Hindmarsh et al., SUNDIALS: Suite of Nonlinear and Differential/Algebraic Equation Solvers, ACM TOMS 31(3), 2005. Documents the simultaneous-corrector and staggered-corrector formulations.
Serban & Hindmarsh, CVODES: An ODE Solver with Sensitivity Analysis Capabilities, Tech. Rep. UCRL-JP-200039, LLNL, 2003. Original CVODES design; Numra’s column-major sensitivity layout follows this convention.
Hairer, Nørsett & Wanner, Solving Ordinary Differential Equations II: Stiff and Differential-Algebraic Problems, Springer, 1996. Chapter VI.6 covers sensitivity analysis from first principles for both Runge–Kutta and BDF integrators.
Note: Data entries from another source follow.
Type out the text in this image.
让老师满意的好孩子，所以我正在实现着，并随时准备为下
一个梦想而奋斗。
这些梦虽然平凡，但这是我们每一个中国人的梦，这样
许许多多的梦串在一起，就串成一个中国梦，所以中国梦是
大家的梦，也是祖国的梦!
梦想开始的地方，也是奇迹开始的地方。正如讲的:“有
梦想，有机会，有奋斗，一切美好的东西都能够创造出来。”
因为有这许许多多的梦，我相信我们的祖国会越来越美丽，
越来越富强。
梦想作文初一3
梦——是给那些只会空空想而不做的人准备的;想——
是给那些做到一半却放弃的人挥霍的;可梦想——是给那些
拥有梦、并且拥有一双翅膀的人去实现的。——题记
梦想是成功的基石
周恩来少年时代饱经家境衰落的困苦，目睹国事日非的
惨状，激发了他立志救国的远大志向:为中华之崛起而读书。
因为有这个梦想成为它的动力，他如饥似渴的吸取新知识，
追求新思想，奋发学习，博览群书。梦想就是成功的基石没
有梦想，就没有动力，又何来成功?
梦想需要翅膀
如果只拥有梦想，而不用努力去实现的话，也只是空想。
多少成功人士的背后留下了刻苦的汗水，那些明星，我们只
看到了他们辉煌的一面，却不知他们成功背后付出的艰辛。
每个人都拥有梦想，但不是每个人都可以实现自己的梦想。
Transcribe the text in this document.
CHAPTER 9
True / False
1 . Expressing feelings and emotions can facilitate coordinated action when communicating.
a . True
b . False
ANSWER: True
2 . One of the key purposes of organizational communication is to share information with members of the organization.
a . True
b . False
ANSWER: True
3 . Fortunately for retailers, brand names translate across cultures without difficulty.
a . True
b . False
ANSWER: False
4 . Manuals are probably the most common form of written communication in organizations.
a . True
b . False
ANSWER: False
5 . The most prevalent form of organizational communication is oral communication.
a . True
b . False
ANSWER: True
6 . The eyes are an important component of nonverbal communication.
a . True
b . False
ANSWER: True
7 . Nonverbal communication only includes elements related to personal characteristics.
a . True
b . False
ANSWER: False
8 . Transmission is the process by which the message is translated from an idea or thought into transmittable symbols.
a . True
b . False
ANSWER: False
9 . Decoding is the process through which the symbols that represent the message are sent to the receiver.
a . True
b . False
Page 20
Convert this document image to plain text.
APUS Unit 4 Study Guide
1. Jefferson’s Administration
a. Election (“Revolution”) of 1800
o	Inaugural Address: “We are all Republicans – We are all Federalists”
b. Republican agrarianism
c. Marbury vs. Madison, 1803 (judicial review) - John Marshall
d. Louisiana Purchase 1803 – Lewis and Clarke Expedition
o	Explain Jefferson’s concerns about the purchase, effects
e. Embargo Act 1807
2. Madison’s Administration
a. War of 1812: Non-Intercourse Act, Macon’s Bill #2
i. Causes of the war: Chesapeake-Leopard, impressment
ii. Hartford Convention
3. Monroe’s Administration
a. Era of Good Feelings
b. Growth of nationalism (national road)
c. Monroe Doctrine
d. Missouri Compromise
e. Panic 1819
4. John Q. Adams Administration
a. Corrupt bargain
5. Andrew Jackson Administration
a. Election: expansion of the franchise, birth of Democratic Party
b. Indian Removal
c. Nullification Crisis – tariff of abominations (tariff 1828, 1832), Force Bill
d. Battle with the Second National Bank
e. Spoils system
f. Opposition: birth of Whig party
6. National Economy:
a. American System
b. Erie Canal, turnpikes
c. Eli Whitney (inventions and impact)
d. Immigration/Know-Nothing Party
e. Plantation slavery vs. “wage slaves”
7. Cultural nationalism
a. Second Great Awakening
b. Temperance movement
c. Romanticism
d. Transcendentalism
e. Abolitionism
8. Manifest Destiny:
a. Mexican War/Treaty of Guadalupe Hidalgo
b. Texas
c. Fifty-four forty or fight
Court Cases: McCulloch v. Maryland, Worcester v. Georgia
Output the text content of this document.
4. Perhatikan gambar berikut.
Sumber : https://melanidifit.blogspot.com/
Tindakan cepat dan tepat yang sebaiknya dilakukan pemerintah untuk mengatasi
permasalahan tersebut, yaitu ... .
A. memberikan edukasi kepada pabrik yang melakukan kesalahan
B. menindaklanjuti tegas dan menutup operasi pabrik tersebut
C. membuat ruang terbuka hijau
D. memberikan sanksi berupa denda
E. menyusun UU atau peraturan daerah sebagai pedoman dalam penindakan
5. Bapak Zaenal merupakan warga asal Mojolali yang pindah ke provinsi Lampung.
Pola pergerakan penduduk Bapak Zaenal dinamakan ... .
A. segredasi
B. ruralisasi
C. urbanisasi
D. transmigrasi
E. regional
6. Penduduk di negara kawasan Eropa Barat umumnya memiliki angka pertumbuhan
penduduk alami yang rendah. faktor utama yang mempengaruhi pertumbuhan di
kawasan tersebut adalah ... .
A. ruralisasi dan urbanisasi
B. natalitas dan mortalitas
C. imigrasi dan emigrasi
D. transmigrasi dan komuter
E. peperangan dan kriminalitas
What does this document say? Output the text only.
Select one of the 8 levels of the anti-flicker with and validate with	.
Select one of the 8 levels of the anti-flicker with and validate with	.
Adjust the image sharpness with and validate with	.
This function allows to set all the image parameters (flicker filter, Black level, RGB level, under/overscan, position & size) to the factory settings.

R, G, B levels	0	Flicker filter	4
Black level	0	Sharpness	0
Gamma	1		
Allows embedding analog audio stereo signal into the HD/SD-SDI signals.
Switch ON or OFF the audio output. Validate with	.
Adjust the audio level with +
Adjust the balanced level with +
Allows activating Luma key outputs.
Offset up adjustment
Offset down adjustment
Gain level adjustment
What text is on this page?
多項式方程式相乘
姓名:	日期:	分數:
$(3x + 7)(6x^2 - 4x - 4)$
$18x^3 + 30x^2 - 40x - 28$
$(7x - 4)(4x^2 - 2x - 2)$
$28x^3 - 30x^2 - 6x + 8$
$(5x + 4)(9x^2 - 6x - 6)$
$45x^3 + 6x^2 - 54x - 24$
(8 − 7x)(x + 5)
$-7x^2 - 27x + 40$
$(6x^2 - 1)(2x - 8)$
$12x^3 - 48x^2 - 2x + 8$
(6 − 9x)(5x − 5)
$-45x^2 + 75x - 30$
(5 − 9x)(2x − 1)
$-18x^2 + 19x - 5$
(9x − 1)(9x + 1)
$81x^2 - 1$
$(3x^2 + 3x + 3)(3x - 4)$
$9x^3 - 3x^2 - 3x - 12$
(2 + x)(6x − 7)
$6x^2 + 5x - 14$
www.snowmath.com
Cao, Li, Petzold & Serban, Adjoint Sensitivity Analysis for Differential-Algebraic Equations: The Adjoint DAE System and Its Numerical Solution, SIAM J. Sci. Comput. 24(3), 2003. The reference for the forward-vs-adjoint trade-off.

For implementation details and all eight regression tests pinning the v1 invariants, see numra-ode/tests/sensitivity_regression.rs. The full performance bench harness is at numra-bench/benches/sensitivity.rs.